Wolletz ist eins der vielen 100-Seelen-Dörfchen der Uckermark. Hier kommt vier Mal am Tag ein Bus, es gibt eine Rehaklinik, mehrere einsame Badestellen und einen Kinderspielplatz. Und das Kaffee Konsum. Hier waren wir jeden Tag, haben uns durch die selbstgebackenen Kuchen, die Wildbratwurst und die köstlichen Burger gegessen.

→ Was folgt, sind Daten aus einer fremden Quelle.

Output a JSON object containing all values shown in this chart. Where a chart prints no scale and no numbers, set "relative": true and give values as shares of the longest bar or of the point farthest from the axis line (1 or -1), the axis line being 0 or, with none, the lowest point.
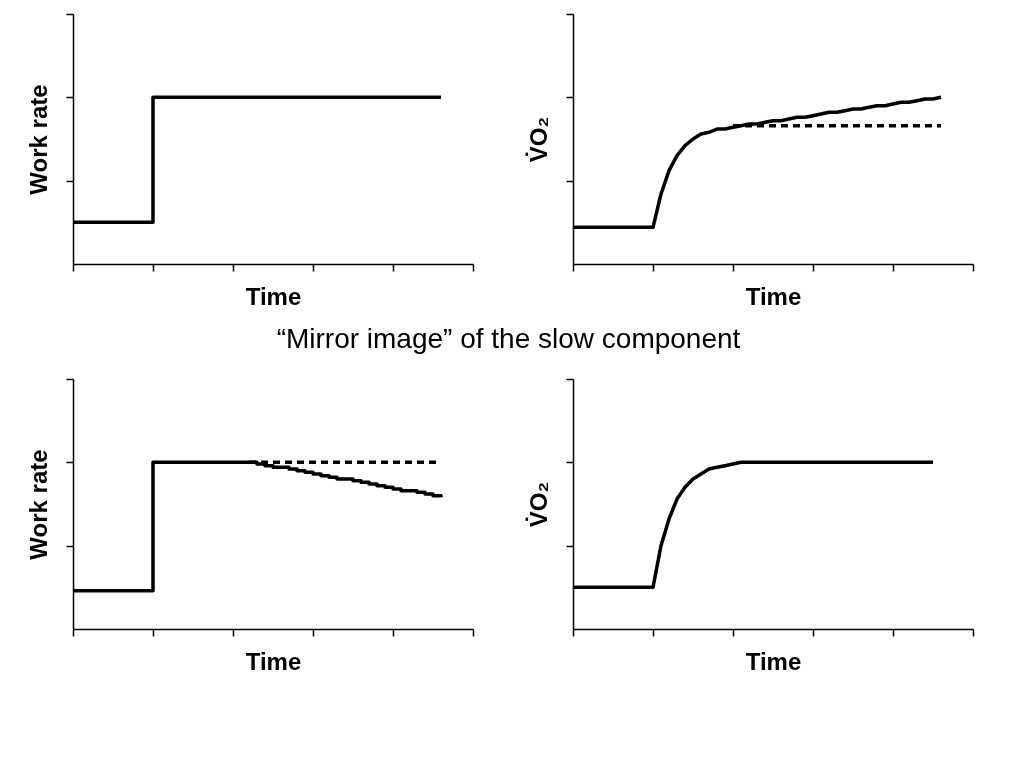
{
  "chart_data": [
    {
      "type": "step",
      "relative": true,
      "xlabel": "Time",
      "ylabel": "Work rate",
      "categories": [
        null,
        null,
        null,
        null,
        null,
        null,
        null,
        null,
        null,
        null,
        null,
        null,
        null,
        null,
        null,
        null,
        null,
        null,
        null,
        null,
        null,
        null,
        null,
        null,
        null,
        null,
        null,
        null,
        null,
        null,
        null,
        null,
        null,
        null,
        null,
        null,
        null,
        null,
        null,
        null,
        null,
        null,
        null,
        null,
        null,
        null,
        null,
        null,
        null,
        null,
        null
      ],
      "series": [
        {
          "color": "#000000",
          "values": [
            0.25,
            0.25,
            0.25,
            0.25,
            0.25,
            0.25,
            0.25,
            0.25,
            0.25,
            0.25,
            1,
            1,
            1,
            1,
            1,
            1,
            1,
            1,
            1,
            1,
            1,
            1,
            1,
            1,
            1,
            1,
            1,
            1,
            1,
            1,
            1,
            1,
            1,
            1,
            1,
            1,
            1,
            1,
            1,
            1,
            1,
            1,
            1,
            1,
            1,
            1,
            1,
            null,
            null,
            null,
            null
          ]
        }
      ]
    },
    {
      "type": "line",
      "relative": true,
      "xlabel": "Time",
      "ylabel": "V̇O₂",
      "categories": [
        null,
        null,
        null,
        null,
        null,
        null,
        null,
        null,
        null,
        null,
        null,
        null,
        null,
        null,
        null,
        null,
        null,
        null,
        null,
        null,
        null,
        null,
        null,
        null,
        null,
        null,
        null,
        null,
        null,
        null,
        null,
        null,
        null,
        null,
        null,
        null,
        null,
        null,
        null,
        null,
        null,
        null,
        null,
        null,
        null,
        null,
        null,
        null,
        null,
        null,
        null
      ],
      "series": [
        {
          "color": "#000000",
          "values": [
            0.22,
            0.22,
            0.22,
            0.22,
            0.22,
            0.22,
            0.22,
            0.22,
            0.22,
            0.22,
            0.22,
            0.42,
            0.56,
            0.65,
            0.71,
            0.75,
            0.78,
            0.79,
            0.81,
            0.81,
            0.82,
            0.83,
            0.84,
            0.84,
            0.85,
            0.86,
            0.86,
            0.87,
            0.88,
            0.88,
            0.89,
            0.9,
            0.91,
            0.91,
            0.92,
            0.93,
            0.93,
            0.94,
            0.95,
            0.95,
            0.96,
            0.97,
            0.97,
            0.98,
            0.99,
            0.99,
            1.0,
            null,
            null,
            null,
            null
          ]
        },
        {
          "color": "#000000",
          "line_style": "dashed",
          "values": [
            null,
            null,
            null,
            null,
            null,
            null,
            null,
            null,
            null,
            null,
            null,
            null,
            null,
            null,
            null,
            null,
            null,
            null,
            null,
            null,
            0.83,
            0.83,
            0.83,
            0.83,
            0.83,
            0.83,
            0.83,
            0.83,
            0.83,
            0.83,
            0.83,
            0.83,
            0.83,
            0.83,
            0.83,
            0.83,
            0.83,
            0.83,
            0.83,
            0.83,
            0.83,
            0.83,
            0.83,
            0.83,
            0.83,
            0.83,
            0.83,
            null,
            null,
            null,
            null
          ]
        }
      ]
    },
    {
      "type": "line",
      "relative": true,
      "title": "“Mirror image” of the slow component",
      "xlabel": "Time",
      "ylabel": "Work rate",
      "categories": [
        null,
        null,
        null,
        null,
        null,
        null,
        null,
        null,
        null,
        null,
        null,
        null,
        null,
        null,
        null,
        null,
        null,
        null,
        null,
        null,
        null,
        null,
        null,
        null,
        null,
        null,
        null,
        null,
        null,
        null,
        null,
        null,
        null,
        null,
        null,
        null,
        null,
        null,
        null,
        null,
        null,
        null,
        null,
        null,
        null,
        null,
        null,
        null,
        null,
        null,
        null
      ],
      "series": [
        {
          "type": "step",
          "color": "#000000",
          "values": [
            0.23,
            0.23,
            0.23,
            0.23,
            0.23,
            0.23,
            0.23,
            0.23,
            0.23,
            0.23,
            1,
            1,
            1,
            1,
            1,
            1,
            1,
            1,
            1,
            1,
            1,
            1,
            1.0,
            0.99,
            0.98,
            0.97,
            0.97,
            0.96,
            0.95,
            0.94,
            0.93,
            0.92,
            0.91,
            0.9,
            0.9,
            0.89,
            0.88,
            0.87,
            0.86,
            0.85,
            0.84,
            0.83,
            0.83,
            0.82,
            0.81,
            0.8,
            0.79,
            null,
            null,
            null,
            null
          ]
        },
        {
          "color": "#000000",
          "line_style": "dashed",
          "values": [
            null,
            null,
            null,
            null,
            null,
            null,
            null,
            null,
            null,
            null,
            null,
            null,
            null,
            null,
            null,
            null,
            null,
            null,
            null,
            null,
            null,
            null,
            1,
            1,
            1,
            1,
            1,
            1,
            1,
            1,
            1,
            1,
            1,
            1,
            1,
            1,
            1,
            1,
            1,
            1,
            1,
            1,
            1,
            1,
            1,
            1,
            1,
            null,
            null,
            null,
            null
          ]
        }
      ]
    },
    {
      "type": "line",
      "relative": true,
      "xlabel": "Time",
      "ylabel": "V̇O₂",
      "categories": [
        null,
        null,
        null,
        null,
        null,
        null,
        null,
        null,
        null,
        null,
        null,
        null,
        null,
        null,
        null,
        null,
        null,
        null,
        null,
        null,
        null,
        null,
        null,
        null,
        null,
        null,
        null,
        null,
        null,
        null,
        null,
        null,
        null,
        null,
        null,
        null,
        null,
        null,
        null,
        null,
        null,
        null,
        null,
        null,
        null,
        null,
        null,
        null,
        null,
        null,
        null
      ],
      "series": [
        {
          "color": "#000000",
          "values": [
            0.25,
            0.25,
            0.25,
            0.25,
            0.25,
            0.25,
            0.25,
            0.25,
            0.25,
            0.25,
            0.25,
            0.5,
            0.66,
            0.78,
            0.85,
            0.9,
            0.93,
            0.96,
            0.97,
            0.98,
            0.99,
            1,
            1,
            1,
            1,
            1,
            1,
            1,
            1,
            1,
            1,
            1,
            1,
            1,
            1,
            1,
            1,
            1,
            1,
            1,
            1,
            1,
            1,
            1,
            1,
            1,
            null,
            null,
            null,
            null,
            null
          ]
        }
      ]
    }
  ]
}
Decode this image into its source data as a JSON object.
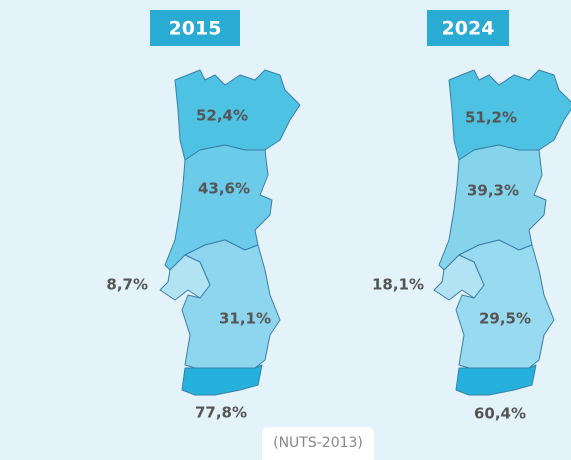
{
  "maps": [
    {
      "title": "2015",
      "regions": [
        {
          "label": "52,4%"
        },
        {
          "label": "43,6%"
        },
        {
          "label": "8,7%"
        },
        {
          "label": "31,1%"
        },
        {
          "label": "77,8%"
        }
      ]
    },
    {
      "title": "2024",
      "regions": [
        {
          "label": "51,2%"
        },
        {
          "label": "39,3%"
        },
        {
          "label": "18,1%"
        },
        {
          "label": "29,5%"
        },
        {
          "label": "60,4%"
        }
      ]
    }
  ],
  "footnote": "(NUTS-2013)"
}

Damit einem bei all der Beschaulichkeit nicht die Decke auf den Kopf fällt, kann man in der näheren Umgebung zahlreiche Dinge unternehmen. Wir haben zum Beispiel in der Brennerei Grumsin ein paar Schnäpse verköstigt (mega Eierlikör!) und im Tierpark in Angermünde Ziegen gefüttert. Außerdem kann man überall Fahrräder und Paddelboote leihen.

Back to Straßenlärm

Nach ein paar Tagen im idyllischen Nichts kehrten wir in das Asphaltdickicht der Großstadt zurück. Und noch im Auto wurden wir euphorisch. Wir planten, wo wir gleich überall noch eine Kleinigkeit zum Abendessen holen könnten und der Sohn quietschte vergnügt: “Tram! Bus! Laster!” So ein Wochenende auf dem platten Land tut der Seele unheimlich gut. Das Zurückkehren in die Stadt aber eben auch.